The performances are stiff, the pacing is glacial, and the soundtrack sounds like someone dropped a Casio keyboard in a snowbank. Patrick Tierney’s Peter is less a protagonist and more of a sentient shrug. His version of “emotionally conflicted” is blinking twice before finishing his sentence. The supporting cast, particularly the Kassarians, try their best, but they’re operating under the direction of a man clearly more interested in themes than human interaction. One can almost hear Egoyan behind the camera whispering, “Yes, yes, but subtextually—what does your silence mean?”

There’s also a subplot involving Peter’s therapist, who somehow doesn’t notice that her patient has gone full Single White Armenian on an unsuspecting family. Instead, she just keeps nodding and muttering clichés like, “You need to find your own way.” If that “way” involves deceiving traumatized immigrants, maybe stop handing out advice and start checking references.

Visually, the film looks like it was shot on a lunch break in overcast Toronto, which is to say: everything is beige, gray, or vaguely damp. The interiors are lifeless. The exteriors are unremarkable. The lighting says “Please don’t notice us,” and the editing seems performed by someone who fell asleep halfway through the timeline. If you didn’t know better, you’d think the movie was set in a dentist’s waiting room.

And then, just as you’re beginning to wonder whether this will all build to a climax—a confrontation, a reveal, a moment of truth—it ends. Not with a bang, not even a whimper, but with a resigned shuffle. Peter walks off into the city, a man transformed… or at least now slightly more confident in his ability to lie to strangers. The credits roll, and you’re left wondering what, if anything, just happened.

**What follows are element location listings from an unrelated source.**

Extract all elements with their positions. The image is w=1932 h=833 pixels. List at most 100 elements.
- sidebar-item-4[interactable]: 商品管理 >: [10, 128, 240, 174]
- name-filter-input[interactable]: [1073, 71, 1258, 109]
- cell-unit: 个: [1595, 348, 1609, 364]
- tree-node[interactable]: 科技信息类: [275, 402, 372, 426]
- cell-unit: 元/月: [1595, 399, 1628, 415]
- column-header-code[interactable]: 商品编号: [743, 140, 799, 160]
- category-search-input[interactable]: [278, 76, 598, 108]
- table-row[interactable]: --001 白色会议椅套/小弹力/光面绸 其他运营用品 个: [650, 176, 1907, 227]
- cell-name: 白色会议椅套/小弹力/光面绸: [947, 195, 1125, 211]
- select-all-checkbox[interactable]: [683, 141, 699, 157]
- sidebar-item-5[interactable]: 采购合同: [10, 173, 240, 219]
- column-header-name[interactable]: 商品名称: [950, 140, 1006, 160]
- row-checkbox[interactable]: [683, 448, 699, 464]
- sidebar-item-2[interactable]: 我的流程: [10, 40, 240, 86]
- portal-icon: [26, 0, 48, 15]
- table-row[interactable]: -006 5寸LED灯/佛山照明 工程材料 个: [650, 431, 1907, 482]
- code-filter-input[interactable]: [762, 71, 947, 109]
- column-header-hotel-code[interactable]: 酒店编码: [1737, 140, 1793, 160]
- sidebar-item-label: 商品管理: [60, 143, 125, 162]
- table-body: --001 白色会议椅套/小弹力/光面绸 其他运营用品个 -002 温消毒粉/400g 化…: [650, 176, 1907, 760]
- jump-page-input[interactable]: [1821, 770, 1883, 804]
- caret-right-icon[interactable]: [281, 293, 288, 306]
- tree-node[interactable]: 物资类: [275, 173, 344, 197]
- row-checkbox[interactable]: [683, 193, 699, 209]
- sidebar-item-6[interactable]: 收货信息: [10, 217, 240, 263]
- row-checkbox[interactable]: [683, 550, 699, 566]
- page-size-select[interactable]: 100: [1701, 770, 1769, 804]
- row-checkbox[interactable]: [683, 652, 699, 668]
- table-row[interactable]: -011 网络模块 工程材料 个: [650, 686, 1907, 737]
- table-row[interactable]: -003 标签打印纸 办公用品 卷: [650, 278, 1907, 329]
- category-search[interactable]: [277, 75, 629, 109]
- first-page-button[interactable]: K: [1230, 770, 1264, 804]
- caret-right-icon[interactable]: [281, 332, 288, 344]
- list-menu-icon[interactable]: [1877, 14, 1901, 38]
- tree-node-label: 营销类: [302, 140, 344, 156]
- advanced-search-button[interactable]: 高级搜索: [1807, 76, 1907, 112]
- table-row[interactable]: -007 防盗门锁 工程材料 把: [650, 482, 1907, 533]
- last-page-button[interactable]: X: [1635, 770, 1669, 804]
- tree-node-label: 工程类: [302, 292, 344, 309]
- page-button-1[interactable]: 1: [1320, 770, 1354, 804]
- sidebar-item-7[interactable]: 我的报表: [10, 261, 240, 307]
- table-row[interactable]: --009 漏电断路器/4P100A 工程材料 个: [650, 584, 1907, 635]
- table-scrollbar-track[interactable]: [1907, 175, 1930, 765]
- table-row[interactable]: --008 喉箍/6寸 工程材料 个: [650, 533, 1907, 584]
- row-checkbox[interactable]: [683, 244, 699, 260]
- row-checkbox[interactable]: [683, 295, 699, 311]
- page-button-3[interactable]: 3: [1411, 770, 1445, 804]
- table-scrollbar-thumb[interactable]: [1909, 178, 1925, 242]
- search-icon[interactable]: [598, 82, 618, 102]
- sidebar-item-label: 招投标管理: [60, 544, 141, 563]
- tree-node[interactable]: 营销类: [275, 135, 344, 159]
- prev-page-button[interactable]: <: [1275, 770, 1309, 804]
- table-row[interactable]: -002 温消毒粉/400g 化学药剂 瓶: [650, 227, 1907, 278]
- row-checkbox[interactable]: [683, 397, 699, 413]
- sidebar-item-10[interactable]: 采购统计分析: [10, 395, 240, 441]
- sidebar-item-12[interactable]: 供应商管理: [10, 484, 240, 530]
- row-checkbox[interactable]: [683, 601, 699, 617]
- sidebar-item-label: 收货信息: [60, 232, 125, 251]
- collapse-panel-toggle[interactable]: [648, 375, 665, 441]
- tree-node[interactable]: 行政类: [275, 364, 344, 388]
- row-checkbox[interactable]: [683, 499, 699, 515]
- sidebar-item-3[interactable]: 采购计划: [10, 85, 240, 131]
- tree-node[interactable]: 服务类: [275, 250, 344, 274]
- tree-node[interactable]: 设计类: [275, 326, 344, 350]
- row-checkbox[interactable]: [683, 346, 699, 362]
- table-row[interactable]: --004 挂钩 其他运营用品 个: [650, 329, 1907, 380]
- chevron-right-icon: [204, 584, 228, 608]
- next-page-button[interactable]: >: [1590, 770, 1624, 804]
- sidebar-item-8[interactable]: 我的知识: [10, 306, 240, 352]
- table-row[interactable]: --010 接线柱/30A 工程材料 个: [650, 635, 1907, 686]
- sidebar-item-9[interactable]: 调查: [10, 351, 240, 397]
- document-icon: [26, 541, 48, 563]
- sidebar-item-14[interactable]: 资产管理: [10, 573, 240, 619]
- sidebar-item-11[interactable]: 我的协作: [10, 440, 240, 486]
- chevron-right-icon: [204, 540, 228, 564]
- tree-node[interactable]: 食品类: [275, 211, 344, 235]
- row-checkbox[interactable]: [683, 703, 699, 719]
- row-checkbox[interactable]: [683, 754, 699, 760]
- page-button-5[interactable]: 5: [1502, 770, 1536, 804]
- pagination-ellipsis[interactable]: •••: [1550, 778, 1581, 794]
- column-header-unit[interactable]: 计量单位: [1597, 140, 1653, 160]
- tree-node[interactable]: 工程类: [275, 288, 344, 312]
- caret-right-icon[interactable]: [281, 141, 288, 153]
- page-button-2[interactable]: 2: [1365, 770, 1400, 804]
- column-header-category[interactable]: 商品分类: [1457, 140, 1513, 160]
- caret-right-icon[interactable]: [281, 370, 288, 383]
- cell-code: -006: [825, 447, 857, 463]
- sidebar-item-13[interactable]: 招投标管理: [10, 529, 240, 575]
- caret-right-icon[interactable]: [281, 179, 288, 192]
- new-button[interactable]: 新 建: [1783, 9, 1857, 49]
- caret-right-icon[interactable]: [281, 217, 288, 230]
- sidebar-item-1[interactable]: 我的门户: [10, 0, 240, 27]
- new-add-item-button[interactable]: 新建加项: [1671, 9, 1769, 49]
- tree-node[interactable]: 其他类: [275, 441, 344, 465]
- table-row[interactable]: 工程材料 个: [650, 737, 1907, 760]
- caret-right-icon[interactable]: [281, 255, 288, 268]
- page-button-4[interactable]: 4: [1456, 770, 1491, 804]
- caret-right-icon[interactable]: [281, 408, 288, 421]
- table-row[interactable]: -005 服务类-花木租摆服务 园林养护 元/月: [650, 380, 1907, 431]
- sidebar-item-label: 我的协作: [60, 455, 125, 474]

Next of Kin isn’t a film. It’s an act of quiet emotional vandalism. A slow-motion car crash where the car is never going faster than 5 miles an hour and the airbag never deploys. Egoyan may have later gone on to make The Sweet Hereafter, Exotica, and Ararat, but here he delivers a debut so mild, so bafflingly inert, it’s amazing the Canadian government didn’t just classify it as a form of emotional weather.

Final verdict? Next of Kin is a film about identity that has none. It’s a story about family told with all the warmth of a tax form. A cinematic ghost, haunting the video store shelves of 1984 like a forgotten VHS tape labeled “Maybe watch if nothing else is left.” Watch it only if you’ve run out of reasons to live—or if you want to remember what it felt like to be numb before the internet made it fashionable.